Vor 70 Jahren, am 23. August 1944, scherte das Königreich Rumänien aus Hitlers Kriegsallianz aus, wodurch für Stalins Armee der Weg auf den Balkan frei war. Jahrzehntelang war das Datum nationaler Feiertag, später galt es in der Bevölkerung eher als „Volksverrat“, da das Land nach dem Frontwechsel bis 1958 sowjetische Besatzungszone war und bis 1989 die wohl schlimmste Schreckensherrschaft Osteuropas.

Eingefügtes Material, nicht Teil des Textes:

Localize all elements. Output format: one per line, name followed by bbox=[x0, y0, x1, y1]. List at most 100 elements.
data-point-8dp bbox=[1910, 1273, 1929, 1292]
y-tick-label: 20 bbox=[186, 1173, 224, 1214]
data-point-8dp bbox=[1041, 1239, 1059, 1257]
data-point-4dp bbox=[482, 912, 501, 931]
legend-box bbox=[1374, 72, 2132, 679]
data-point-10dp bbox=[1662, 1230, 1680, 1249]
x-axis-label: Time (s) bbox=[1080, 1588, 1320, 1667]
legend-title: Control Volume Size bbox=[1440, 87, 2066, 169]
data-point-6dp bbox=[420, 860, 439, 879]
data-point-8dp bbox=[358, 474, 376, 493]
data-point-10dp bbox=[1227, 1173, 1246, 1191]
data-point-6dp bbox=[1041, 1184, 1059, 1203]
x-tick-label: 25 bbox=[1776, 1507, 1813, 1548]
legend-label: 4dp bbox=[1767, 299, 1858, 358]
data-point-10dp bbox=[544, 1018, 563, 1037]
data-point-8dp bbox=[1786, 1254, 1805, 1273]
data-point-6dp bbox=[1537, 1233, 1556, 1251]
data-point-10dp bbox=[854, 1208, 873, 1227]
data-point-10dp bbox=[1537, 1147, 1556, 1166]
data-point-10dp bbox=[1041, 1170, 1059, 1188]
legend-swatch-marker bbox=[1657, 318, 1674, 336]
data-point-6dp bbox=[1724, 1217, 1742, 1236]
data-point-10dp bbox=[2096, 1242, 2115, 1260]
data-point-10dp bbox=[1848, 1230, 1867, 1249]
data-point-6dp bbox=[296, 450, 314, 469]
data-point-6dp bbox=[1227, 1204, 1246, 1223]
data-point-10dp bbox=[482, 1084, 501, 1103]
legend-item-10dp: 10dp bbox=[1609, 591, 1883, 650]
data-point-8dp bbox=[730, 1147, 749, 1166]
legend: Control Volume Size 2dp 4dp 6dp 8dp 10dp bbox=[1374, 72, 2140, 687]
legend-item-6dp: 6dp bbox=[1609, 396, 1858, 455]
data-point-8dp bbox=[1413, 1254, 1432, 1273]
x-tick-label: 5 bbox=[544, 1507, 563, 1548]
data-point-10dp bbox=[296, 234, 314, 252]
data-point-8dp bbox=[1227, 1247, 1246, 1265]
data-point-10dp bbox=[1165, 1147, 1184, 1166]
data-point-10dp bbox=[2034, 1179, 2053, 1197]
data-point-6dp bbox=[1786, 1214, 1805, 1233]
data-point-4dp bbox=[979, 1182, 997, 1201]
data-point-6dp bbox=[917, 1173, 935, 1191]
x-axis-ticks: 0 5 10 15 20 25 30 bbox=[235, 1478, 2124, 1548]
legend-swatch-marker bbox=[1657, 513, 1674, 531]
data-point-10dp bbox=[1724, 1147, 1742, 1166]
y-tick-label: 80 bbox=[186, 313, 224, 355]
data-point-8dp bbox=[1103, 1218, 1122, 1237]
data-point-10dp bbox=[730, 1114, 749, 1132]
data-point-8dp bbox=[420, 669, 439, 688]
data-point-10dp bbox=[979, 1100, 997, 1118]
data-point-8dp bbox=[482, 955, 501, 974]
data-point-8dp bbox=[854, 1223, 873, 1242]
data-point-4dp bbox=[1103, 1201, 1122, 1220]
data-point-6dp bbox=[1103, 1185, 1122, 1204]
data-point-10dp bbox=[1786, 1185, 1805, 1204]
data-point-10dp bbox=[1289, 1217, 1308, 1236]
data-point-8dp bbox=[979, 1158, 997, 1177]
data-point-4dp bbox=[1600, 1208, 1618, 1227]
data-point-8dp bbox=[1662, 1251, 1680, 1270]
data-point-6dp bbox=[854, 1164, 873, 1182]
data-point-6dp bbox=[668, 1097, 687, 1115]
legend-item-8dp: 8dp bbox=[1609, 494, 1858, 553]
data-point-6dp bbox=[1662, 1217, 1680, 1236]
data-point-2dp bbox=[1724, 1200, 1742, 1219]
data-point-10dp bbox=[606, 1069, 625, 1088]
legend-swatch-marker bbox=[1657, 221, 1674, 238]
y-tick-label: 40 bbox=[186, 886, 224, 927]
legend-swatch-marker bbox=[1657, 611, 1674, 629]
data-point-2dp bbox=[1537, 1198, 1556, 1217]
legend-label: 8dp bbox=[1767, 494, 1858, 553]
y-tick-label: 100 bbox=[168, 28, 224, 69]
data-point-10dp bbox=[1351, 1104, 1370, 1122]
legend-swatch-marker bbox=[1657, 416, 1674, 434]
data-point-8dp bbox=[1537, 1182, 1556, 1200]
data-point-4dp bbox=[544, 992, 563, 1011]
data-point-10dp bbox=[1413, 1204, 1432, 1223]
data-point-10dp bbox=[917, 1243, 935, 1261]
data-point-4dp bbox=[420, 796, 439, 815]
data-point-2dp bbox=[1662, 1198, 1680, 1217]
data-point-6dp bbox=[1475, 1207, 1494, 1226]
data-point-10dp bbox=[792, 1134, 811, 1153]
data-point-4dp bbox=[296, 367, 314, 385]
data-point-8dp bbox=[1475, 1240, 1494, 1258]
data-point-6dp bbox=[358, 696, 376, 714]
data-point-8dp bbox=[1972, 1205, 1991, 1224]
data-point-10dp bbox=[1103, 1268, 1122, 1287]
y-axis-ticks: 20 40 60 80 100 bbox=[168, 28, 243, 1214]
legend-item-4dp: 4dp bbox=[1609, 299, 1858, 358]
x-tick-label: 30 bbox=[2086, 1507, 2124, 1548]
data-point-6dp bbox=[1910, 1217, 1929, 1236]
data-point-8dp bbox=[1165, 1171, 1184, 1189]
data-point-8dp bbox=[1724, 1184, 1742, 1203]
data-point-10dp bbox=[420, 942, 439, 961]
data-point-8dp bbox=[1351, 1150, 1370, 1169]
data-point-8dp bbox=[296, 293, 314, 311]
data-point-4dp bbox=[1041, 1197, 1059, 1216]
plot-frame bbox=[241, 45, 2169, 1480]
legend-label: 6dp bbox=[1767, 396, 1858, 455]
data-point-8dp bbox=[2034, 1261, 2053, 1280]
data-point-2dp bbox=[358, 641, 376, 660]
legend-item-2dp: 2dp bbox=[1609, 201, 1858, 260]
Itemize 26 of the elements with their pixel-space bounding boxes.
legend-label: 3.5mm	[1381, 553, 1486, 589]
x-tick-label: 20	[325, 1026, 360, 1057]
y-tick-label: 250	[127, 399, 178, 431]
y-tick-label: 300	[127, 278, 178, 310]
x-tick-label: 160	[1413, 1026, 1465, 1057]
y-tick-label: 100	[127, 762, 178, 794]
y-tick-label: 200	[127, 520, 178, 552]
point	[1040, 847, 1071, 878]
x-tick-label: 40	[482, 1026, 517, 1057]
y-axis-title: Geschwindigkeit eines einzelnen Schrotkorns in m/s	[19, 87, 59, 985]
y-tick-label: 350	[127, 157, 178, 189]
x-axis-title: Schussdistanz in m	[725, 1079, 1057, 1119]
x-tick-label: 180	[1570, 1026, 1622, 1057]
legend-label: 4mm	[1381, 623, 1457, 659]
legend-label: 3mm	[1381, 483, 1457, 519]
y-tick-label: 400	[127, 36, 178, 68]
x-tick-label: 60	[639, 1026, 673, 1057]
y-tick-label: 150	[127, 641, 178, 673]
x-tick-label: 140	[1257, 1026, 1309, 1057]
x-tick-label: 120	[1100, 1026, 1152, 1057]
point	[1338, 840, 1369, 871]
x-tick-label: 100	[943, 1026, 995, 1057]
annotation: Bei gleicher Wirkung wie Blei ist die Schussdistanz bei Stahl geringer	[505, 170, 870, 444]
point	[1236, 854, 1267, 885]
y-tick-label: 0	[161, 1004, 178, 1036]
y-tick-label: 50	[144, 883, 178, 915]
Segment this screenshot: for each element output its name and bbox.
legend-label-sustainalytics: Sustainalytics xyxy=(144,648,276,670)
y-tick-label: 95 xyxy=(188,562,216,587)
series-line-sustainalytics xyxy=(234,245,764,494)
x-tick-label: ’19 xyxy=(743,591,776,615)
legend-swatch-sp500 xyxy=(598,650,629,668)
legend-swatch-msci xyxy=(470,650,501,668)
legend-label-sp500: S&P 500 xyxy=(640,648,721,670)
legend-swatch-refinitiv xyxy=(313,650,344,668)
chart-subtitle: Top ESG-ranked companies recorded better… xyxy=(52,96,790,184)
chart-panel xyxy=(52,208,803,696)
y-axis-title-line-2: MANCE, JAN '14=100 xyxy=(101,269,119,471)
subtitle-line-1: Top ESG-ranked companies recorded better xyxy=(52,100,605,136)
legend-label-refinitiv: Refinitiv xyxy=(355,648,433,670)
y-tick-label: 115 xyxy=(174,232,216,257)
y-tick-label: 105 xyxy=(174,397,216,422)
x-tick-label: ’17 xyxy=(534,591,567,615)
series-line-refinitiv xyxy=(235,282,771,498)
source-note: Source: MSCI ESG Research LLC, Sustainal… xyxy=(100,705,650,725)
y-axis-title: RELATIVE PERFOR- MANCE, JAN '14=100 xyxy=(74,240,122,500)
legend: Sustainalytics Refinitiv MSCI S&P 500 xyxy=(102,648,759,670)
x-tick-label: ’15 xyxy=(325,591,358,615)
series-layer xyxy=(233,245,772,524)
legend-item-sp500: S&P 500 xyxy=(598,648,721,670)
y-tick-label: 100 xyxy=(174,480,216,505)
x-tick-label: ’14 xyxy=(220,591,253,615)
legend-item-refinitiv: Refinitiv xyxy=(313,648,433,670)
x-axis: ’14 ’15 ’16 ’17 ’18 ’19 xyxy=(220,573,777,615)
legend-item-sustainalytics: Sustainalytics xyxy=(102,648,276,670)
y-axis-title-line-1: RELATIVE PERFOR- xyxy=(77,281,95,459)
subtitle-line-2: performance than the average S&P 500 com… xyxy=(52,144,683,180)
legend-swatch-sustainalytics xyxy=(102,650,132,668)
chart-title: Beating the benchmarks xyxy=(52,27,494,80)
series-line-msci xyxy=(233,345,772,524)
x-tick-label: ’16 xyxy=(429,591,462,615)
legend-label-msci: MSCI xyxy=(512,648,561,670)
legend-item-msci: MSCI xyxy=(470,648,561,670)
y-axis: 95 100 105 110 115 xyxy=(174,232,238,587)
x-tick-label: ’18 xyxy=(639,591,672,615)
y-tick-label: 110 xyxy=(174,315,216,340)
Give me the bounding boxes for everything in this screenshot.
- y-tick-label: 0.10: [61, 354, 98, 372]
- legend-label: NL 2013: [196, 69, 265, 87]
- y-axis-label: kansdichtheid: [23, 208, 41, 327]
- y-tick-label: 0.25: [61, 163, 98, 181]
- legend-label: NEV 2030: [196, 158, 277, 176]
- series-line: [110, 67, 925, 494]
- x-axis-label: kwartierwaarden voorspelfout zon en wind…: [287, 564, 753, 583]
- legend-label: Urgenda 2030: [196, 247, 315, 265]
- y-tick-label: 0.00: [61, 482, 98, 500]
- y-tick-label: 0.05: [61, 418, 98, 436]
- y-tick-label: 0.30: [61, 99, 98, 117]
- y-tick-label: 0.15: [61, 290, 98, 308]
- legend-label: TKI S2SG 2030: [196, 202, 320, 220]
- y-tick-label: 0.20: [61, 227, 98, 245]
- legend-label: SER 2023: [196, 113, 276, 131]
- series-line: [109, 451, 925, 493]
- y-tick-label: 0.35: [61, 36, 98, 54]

Vor bald 25 Jahren, Ende 1989, stürzte und exekutierte Rumäniens opferreiche „Kinderrevolution“ den Diktator Nicolae Ceaușescu und brachte eine neue Führung an die Macht, die sich durch die nahezu uneingeschränkte Tilgung von Ceaus¸escus Terrorgesetzen zunächst gut einführte.[1] Doch die Schattenseiten zeigten sich bald: Am 22. Dezember 1989 hatte Ion Iliescu im neugebildeten „Rat der Nationalen Rettungsfront“ (FSN) die Führung übernommen. In postdiktatorischer Selbstherrlichkeit zimmerte er sich unter anderem eine neue Verfassung (vom 21. November 1991, novelliert 2003), die in Rumänien ein semipräsidentielles Regierungssystem nach französischem Muster etablierte, in dem Parteien wenig, Persönlichkeiten alles bedeuten.[2] Iliescu schien denn auch unerschütterlich, er war Präsident von 1989 bis 1996 und erneut von 2000 bis 2004.